Captain Bellamy left his position by the gate and moved up alongside his commanding officer. Axel Griffin and his Blue Ridge boys hung back inside the safety of the fort. The men on the walls anxiously scanned the line of trees, sensing movement in the underbrush.

“I am Lieutenant Kit McQueen of the United States Army. These papers will introduce me and explain why I am here.” He held out the leather pouch.

“So you are the young Hotspur,” Jackson said gruffly. His gut had begun to spasm, and his side ached. “Harrelson already alerted me as to your arrival. However, he made no mention as to your disregard for promptness, much less for military attire.” Jackson took the pouch and passed it to Bellamy, then briefly appraised Kit. “Save for your hair, I would have took you for a Creek or Choctaw. Hardly an officer.” Jackson stroked his lean jaw as he studied the young lieutenant. “Hmmm. So Dan McQueen was your father. I expected you to be larger.”

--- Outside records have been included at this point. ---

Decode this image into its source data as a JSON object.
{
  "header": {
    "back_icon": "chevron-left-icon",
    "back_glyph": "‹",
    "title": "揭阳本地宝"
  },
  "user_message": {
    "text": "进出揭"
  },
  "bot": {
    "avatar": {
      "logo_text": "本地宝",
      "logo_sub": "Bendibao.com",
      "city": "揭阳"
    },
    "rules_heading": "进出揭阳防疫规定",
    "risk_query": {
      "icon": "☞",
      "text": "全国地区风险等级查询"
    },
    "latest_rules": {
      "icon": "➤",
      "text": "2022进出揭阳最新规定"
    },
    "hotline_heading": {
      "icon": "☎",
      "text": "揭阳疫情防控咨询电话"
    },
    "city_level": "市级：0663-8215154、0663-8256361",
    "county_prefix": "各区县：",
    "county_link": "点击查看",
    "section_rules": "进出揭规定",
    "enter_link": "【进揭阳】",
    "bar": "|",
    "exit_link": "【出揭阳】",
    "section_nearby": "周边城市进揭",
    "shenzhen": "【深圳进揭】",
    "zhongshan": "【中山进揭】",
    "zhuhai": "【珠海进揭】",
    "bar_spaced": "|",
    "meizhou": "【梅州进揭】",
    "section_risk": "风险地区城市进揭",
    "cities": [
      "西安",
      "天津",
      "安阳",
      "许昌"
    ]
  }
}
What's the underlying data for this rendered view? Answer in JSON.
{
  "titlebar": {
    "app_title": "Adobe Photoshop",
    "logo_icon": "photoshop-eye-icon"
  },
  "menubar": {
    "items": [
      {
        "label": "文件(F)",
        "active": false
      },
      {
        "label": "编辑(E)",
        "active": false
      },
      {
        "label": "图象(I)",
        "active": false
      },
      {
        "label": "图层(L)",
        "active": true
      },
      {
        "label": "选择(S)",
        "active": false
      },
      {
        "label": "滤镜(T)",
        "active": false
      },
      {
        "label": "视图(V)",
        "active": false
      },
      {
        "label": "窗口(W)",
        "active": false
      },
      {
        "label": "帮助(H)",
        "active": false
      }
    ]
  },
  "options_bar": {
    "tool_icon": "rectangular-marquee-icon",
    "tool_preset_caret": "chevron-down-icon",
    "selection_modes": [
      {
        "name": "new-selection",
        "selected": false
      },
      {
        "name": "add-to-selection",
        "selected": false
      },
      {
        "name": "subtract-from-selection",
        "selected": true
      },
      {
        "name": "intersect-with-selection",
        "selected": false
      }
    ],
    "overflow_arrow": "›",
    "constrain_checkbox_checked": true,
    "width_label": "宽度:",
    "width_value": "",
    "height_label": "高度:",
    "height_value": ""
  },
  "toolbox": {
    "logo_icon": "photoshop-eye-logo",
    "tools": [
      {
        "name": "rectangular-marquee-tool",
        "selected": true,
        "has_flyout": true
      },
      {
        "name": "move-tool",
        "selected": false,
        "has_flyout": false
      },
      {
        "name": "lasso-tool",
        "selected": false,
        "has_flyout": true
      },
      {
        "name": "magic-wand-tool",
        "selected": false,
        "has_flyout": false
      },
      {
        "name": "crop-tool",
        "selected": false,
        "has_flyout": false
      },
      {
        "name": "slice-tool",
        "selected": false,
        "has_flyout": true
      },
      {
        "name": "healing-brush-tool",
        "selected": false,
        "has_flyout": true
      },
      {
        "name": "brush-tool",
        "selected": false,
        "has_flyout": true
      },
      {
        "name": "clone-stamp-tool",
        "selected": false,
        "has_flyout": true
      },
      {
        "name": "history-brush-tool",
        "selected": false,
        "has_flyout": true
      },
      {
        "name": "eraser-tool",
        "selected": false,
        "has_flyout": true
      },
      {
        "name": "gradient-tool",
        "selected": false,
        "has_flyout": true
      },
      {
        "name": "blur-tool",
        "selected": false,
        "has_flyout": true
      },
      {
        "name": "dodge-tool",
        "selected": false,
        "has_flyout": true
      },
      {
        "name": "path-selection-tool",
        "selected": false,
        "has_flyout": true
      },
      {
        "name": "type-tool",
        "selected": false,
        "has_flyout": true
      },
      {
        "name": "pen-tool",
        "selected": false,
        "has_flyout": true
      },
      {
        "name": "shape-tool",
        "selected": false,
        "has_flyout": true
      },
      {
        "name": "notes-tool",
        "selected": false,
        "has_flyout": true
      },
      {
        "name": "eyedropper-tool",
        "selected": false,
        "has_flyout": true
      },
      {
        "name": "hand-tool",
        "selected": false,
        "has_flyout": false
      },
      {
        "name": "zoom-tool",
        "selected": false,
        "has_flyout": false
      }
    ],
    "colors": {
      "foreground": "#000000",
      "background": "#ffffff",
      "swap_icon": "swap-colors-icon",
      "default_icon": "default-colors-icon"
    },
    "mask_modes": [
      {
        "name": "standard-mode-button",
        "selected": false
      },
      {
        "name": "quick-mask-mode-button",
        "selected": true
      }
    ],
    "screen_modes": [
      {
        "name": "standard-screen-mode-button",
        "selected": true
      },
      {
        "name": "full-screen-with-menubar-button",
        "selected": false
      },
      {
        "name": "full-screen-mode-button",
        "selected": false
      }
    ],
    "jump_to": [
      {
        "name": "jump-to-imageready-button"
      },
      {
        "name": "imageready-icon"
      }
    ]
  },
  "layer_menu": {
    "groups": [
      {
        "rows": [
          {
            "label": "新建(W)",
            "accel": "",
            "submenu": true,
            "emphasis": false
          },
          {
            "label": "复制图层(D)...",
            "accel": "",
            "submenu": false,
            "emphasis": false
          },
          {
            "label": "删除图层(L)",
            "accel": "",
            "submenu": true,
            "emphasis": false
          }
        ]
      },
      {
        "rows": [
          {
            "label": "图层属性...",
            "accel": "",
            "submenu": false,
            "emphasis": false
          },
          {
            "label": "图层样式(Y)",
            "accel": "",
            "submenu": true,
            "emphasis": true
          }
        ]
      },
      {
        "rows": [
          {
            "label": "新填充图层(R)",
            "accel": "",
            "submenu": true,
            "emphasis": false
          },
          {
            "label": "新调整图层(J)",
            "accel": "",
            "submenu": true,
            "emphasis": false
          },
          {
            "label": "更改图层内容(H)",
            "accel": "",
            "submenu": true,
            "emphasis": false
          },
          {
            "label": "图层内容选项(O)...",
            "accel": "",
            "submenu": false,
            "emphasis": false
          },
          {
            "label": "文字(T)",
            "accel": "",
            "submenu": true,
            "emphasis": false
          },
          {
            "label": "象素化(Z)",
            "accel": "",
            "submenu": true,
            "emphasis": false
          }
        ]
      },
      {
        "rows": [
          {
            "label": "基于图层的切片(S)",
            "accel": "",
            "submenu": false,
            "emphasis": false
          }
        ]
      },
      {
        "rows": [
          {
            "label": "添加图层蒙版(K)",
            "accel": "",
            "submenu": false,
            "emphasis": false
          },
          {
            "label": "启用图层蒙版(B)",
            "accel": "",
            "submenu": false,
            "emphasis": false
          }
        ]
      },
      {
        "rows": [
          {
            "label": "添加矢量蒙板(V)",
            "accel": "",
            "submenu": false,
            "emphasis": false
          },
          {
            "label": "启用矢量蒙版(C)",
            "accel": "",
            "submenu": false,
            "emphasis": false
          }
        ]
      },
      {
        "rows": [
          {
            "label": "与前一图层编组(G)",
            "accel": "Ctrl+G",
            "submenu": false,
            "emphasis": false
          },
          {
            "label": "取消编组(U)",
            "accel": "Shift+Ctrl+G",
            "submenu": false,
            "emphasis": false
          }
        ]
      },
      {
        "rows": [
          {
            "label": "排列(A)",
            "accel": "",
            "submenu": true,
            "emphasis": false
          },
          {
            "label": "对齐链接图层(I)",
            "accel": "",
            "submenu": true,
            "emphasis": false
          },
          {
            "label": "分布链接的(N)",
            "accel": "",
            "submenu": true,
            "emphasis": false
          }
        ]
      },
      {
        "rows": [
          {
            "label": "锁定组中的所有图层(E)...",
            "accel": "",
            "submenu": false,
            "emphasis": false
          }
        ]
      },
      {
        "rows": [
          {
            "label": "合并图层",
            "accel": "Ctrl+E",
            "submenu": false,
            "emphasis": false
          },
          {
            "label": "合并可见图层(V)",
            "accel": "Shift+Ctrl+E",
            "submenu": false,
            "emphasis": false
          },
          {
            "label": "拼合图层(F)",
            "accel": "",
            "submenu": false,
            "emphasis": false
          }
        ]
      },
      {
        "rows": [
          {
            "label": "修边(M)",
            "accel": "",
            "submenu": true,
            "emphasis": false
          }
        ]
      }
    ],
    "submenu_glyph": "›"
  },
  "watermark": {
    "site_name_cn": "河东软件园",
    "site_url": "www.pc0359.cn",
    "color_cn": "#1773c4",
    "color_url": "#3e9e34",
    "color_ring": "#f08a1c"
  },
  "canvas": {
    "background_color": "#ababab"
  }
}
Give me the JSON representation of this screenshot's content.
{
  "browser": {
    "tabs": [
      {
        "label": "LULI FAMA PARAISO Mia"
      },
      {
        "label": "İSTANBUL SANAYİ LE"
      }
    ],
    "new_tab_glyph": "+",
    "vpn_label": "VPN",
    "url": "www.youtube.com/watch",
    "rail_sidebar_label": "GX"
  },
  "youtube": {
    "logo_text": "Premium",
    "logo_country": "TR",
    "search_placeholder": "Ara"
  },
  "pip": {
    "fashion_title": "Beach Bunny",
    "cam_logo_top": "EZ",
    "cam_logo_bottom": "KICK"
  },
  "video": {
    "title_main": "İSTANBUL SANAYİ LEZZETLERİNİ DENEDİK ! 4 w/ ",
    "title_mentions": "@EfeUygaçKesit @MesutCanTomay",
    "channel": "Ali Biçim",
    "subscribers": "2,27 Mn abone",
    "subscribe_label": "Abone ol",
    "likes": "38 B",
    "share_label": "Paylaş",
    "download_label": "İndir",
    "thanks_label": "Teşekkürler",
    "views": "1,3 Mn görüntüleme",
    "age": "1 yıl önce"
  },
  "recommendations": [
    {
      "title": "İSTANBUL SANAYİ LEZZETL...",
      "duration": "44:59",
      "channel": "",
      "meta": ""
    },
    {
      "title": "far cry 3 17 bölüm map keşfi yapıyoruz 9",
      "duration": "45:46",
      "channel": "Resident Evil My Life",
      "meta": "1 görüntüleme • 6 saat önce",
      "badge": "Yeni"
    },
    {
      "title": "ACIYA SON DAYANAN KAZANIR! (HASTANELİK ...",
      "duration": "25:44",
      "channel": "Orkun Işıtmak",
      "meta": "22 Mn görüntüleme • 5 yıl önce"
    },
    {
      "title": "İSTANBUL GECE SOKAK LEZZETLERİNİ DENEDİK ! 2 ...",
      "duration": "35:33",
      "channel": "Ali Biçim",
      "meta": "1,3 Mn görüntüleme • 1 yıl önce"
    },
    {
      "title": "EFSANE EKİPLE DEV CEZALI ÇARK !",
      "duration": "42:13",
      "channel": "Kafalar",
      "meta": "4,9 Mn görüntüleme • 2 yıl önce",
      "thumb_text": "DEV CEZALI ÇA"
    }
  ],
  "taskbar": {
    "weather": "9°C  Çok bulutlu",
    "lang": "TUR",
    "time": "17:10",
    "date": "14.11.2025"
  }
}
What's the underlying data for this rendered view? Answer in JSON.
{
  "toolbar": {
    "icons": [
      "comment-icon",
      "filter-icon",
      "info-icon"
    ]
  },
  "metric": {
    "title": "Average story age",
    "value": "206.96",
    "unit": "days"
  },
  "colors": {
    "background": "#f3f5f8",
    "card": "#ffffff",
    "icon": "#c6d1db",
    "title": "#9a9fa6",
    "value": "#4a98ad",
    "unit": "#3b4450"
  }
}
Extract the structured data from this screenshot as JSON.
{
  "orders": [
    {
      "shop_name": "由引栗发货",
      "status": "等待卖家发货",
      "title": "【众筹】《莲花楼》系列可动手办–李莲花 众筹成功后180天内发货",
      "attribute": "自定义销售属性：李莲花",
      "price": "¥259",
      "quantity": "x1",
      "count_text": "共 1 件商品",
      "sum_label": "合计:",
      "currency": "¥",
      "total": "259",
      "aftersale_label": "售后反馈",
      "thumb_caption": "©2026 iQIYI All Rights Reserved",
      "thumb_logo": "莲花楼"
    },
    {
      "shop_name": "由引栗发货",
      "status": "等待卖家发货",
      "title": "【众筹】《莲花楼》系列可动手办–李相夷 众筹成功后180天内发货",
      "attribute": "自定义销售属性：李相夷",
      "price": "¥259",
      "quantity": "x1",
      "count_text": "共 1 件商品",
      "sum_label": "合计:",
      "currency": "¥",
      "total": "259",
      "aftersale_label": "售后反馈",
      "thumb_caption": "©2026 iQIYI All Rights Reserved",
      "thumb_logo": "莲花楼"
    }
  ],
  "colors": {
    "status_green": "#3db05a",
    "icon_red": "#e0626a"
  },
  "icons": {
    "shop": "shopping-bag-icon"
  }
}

“As for my attire, I have been among the Choctaw,” Kit replied. “And I owe them my life. And as to my stature … I can hold my own.”

“The Choctaw let you live?” Bellamy blurted out. “We have heard they take prisoners only to torture them to death. Did you escape?” Realizing he had interrupted his commanding officer, Bellamy lapsed into an awkward silence.

“So you’ve visited the Choctaws,” Jackson continued, his disbelief obvious. “And I suppose you’ve brought Chief Iron Hand here as your prisoner,” he added jokingly. The general had yet to comprehend the identity of the rough-looking man standing behind Kit.

But O’Keefe wasn’t about to keep Jackson waiting. He brought his left arm out from behind his back and held the hook up in plain view.

“I ain’t nobody’s prisoner, General, sir. And never will be. I come along of my own free will.”

“By heaven, it is the renegade himself!” Bellamy exclaimed, and reached for his pistol.

Jackson snapped up the flintlock in his hand. The name spread among the ranks of the Blue Ridge boys and carried to the stockade walls. Iron Hand O’Keefe—war chief of the Choctaws!

One of Griffin’s men bolted across the compound, eager to spread the news that the Choctaw chief was outside the stockade. In the shadowy interior of the stable, behind the stout log walls that shielded the horses from the elements, Bill Tibbs cleared away a layer of chinking with his knife and watched through the peephole he had made for himself.

At the gate, Kit moved quickly to place himself in General Jackson’s line of fire. “Iron Hand comes as an ally,” he said.

“The butcher of Fort Mims and Hope Station and Lord only knows how many farms has the affrontery,” Jackson sputtered, “to come before me and expect me to welcome him instead of clap him in irons?”

“I suggest you lower your gun, General Jackson,” Kit said.

“Not until this villain is in chains!” Jackson answered.

“I wondered how best to convince you of O’Keefe’s intentions,” Kit began. He noticed the soldiers on the walls were increasing in numbers, and many of the men had their rifles trained on the Irishman. “Then it dawned on me, if I couldn’t do it alone, I’d bring help.” Kit slowly drew one of the pistols from his belt. Bellamy visibly tensed as Kit raised the weapon and fired into the air. The gunshot reverberated among the green hills, repeating itself as it faded into the somber gray sky. On his signal, the help he spoke of showed themselves. Three hundred Choctaw warriors materialized out of the forest and moved silently toward the fort. The effect on the men inside the stockade was instantaneous. Even Griffin’s volunteers forgot all about their Blue Ridge homes. They grabbed their rifles and headed for the walls.

Captain Bellamy looked thunderstruck. He stared in horror at the Choctaw host advancing on Fort Strother. His eyes fairly bulged in his head, and his mouth went dry.